Hemingway at war dramatizes the values of a time when great masses of people believed their destiny was to pursue great aspirations through great acts of personal engagement.
This period began with the popular reformism of Teddy Roosevelt after the corruptions of the Gilded Age. America then became a world power during the First World War. The Greatest Generation won the epic battle against fascism, when taxi drivers and movie stars, teachers and bankers shared sacrifice together for transcendent values and common interests.
While Hemingway battled in Europe, segregated blacks served with valor, presaging the civil-rights movement. Women joined as the backbone of the war effort at home and as nurses in theaters of combat, empowering the movement for equality.
In our age, by contrast, troops who represent 1 percent of the nation bear the burdens of war; 1 percent of the nation reaps vast, disproportionate wealth; nearly 20 percent of the nation endures the pain of joblessness; and 46 million people endure an American tragedy of poverty.
The American Century advanced with John F. Kennedy and the younger generation within the Greatest Generation. Kennedy used family influence not to avoid combat but to join it. His presidency remains alive today, inspiring countless people, young and old, five decades later.
This spirit is embodied by those Tom Wolfe brilliantly called the Right Stuff astronauts -- average Americans who became legendary symbols of the American idea through acts of indescribable courage.
In important ways, Kennedy's Camelot was real. JFK inspired Americans to come to Washington to make America better, not to make a fast buck through revolving doors. He inspired people throughout the world to think big, act bravely and give themselves to a higher purpose.
Similarly, I would credit Ronald (and Nancy) Reagan for the part of his presidency that contributed mightily to reversing the nuclear arms race and leading to the fall of the Berlin Wall.

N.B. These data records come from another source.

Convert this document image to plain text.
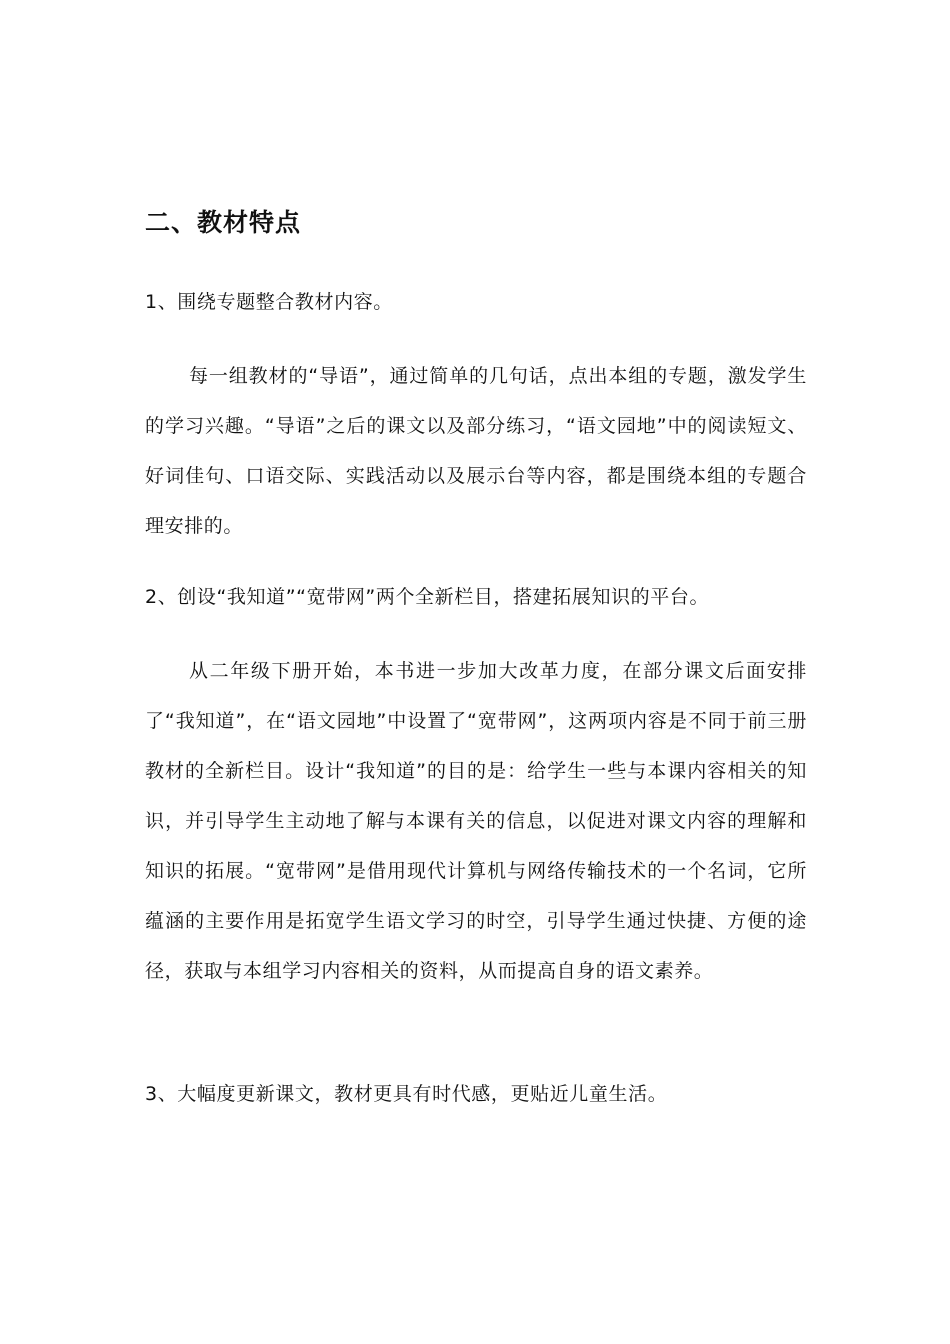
二、教材特点
1、围绕专题整合教材内容。
每一组教材的“导语”，通过简单的几句话，点出本组的专题，激发学生的学习兴趣。“导语”之后的课文以及部分练习，“语文园地”中的阅读短文、好词佳句、口语交际、实践活动以及展示台等内容，都是围绕本组的专题合理安排的。
2、创设“我知道”“宽带网”两个全新栏目，搭建拓展知识的平台。
从二年级下册开始，本书进一步加大改革力度，在部分课文后面安排了“我知道”，在“语文园地”中设置了“宽带网”，这两项内容是不同于前三册教材的全新栏目。设计“我知道”的目的是：给学生一些与本课内容相关的知识，并引导学生主动地了解与本课有关的信息，以促进对课文内容的理解和知识的拓展。“宽带网”是借用现代计算机与网络传输技术的一个名词，它所蕴涵的主要作用是拓宽学生语文学习的时空，引导学生通过快捷、方便的途径，获取与本组学习内容相关的资料，从而提高自身的语文素养。
3、大幅度更新课文，教材更具有时代感，更贴近儿童生活。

This spirit remains alive, from the noble patriotism of countless Americans to the dreams of young people who march for their Arab Spring in Tahrir Square.

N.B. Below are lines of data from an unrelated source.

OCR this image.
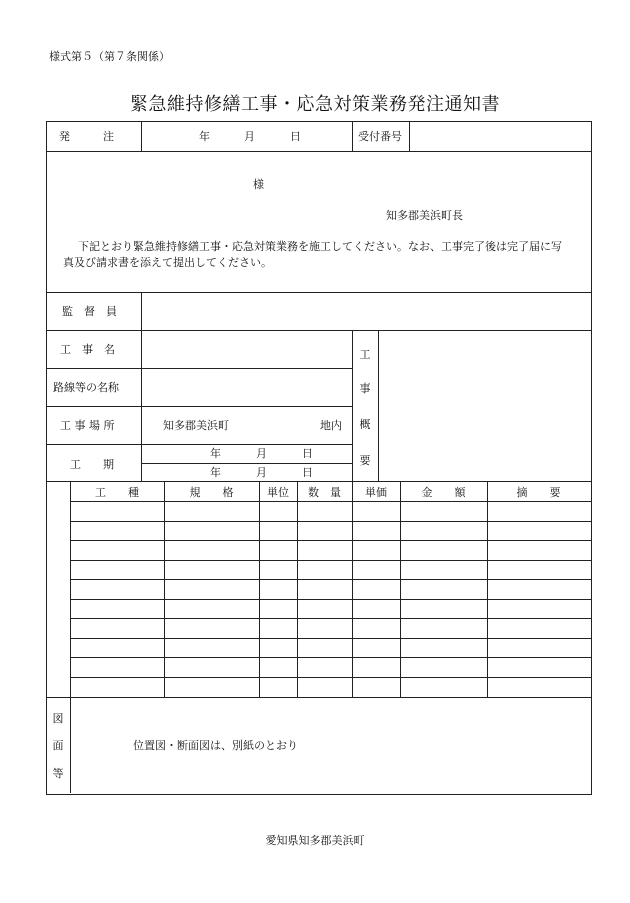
様式第５（第７条関係）
緊急維持修繕工事・応急対策業務発注通知書
発　　　注	年	月	日	受付番号
様
知多郡美浜町長
下記とおり緊急維持修繕工事・応急対策業務を施工してください。なお、工事完了後は完了届に写
真及び請求書を添えて提出してください。
監　督　員
工　事　名
路線等の名称
工 事 場 所	知多郡美浜町	地内
工　　期
年	月	日
年	月	日
工
事
概
要
工　　種	規　　格	単位	数　量	単価	金　　額	摘　　要
図
面
等
位置図・断面図は、別紙のとおり
愛知県知多郡美浜町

But this spirit is largely dead in the high councils of political and financial power. Both are widely reviled by our people. Reviving this spirit would be the great source of our solutions and should be the great issue in 2012.
President Obama recently told an audience: "Stop complaining. Stop grumbling. Stop crying." These words by the president would have been profound if addressed to an audience of CEOs who enjoy enormous wealth and lead firms with enormous profits while they hoard trillions of dollars they refuse to spend or lend.

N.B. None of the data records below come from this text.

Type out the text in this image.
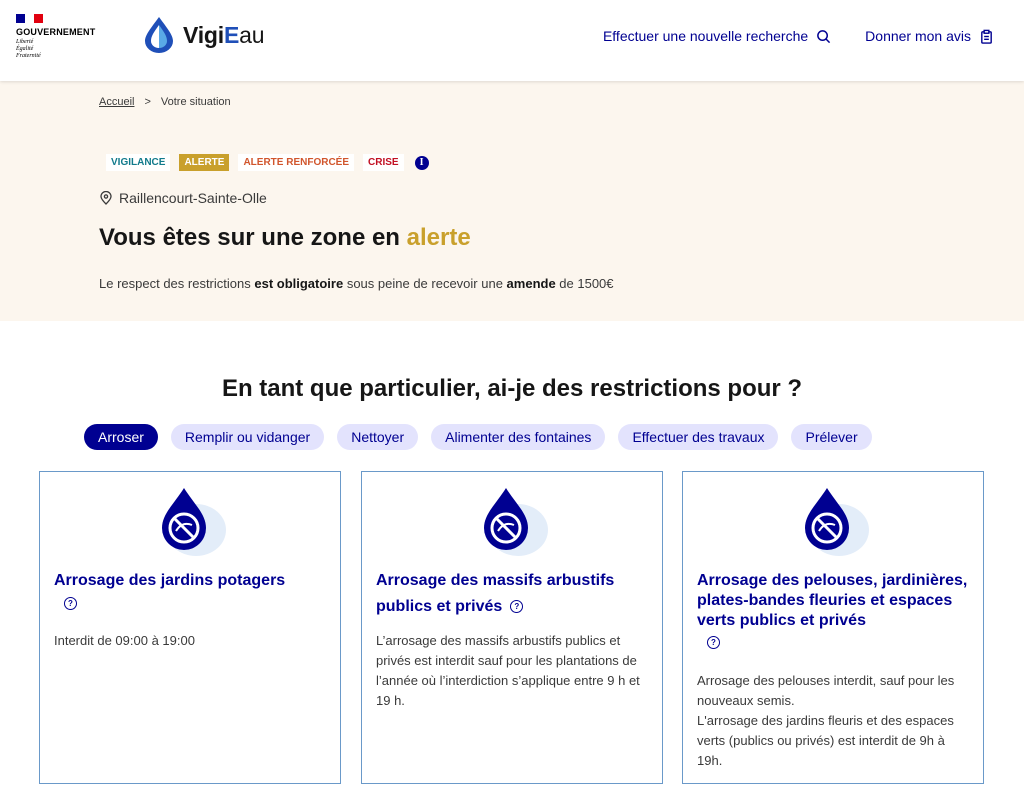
GOUVERNEMENT
Liberté
Égalité
Fraternité
VigiEau	Effectuer une nouvelle recherche	Donner mon avis
Accueil > Votre situation
VIGILANCE	ALERTE	ALERTE RENFORCÉE	CRISE	I
Raillencourt-Sainte-Olle
Vous êtes sur une zone en alerte

Le respect des restrictions est obligatoire sous peine de recevoir une amende de 1500€

En tant que particulier, ai-je des restrictions pour ?
Arroser	Remplir ou vidanger	Nettoyer	Alimenter des fontaines	Effectuer des travaux	Prélever
Arrosage des jardins potagers
?
Interdit de 09:00 à 19:00
Arrosage des massifs arbustifs publics et privés ?
L’arrosage des massifs arbustifs publics et privés est interdit sauf pour les plantations de l’année où l’interdiction s’applique entre 9 h et 19 h.
Arrosage des pelouses, jardinières, plates-bandes fleuries et espaces verts publics et privés
?
Arrosage des pelouses interdit, sauf pour les nouveaux semis.
L'arrosage des jardins fleuris et des espaces verts (publics ou privés) est interdit de 9h à 19h.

Instead, the president addressed these words to voices for the most crushed constituency in one of the most unfair economies in the history of capitalism. This attitude is the source of the president's problem and the nation's crises.
When I write of "Hemingway at war," I refer to an American idea and spirit, and a universal idea and spirit. We can read about the carnage of war in A Farewell to Arms, and the power of great aspirations in For Whom the Bell Tolls, and consider what each of us can do in our times by remembering what Ernest Hemingway and so many others did in theirs.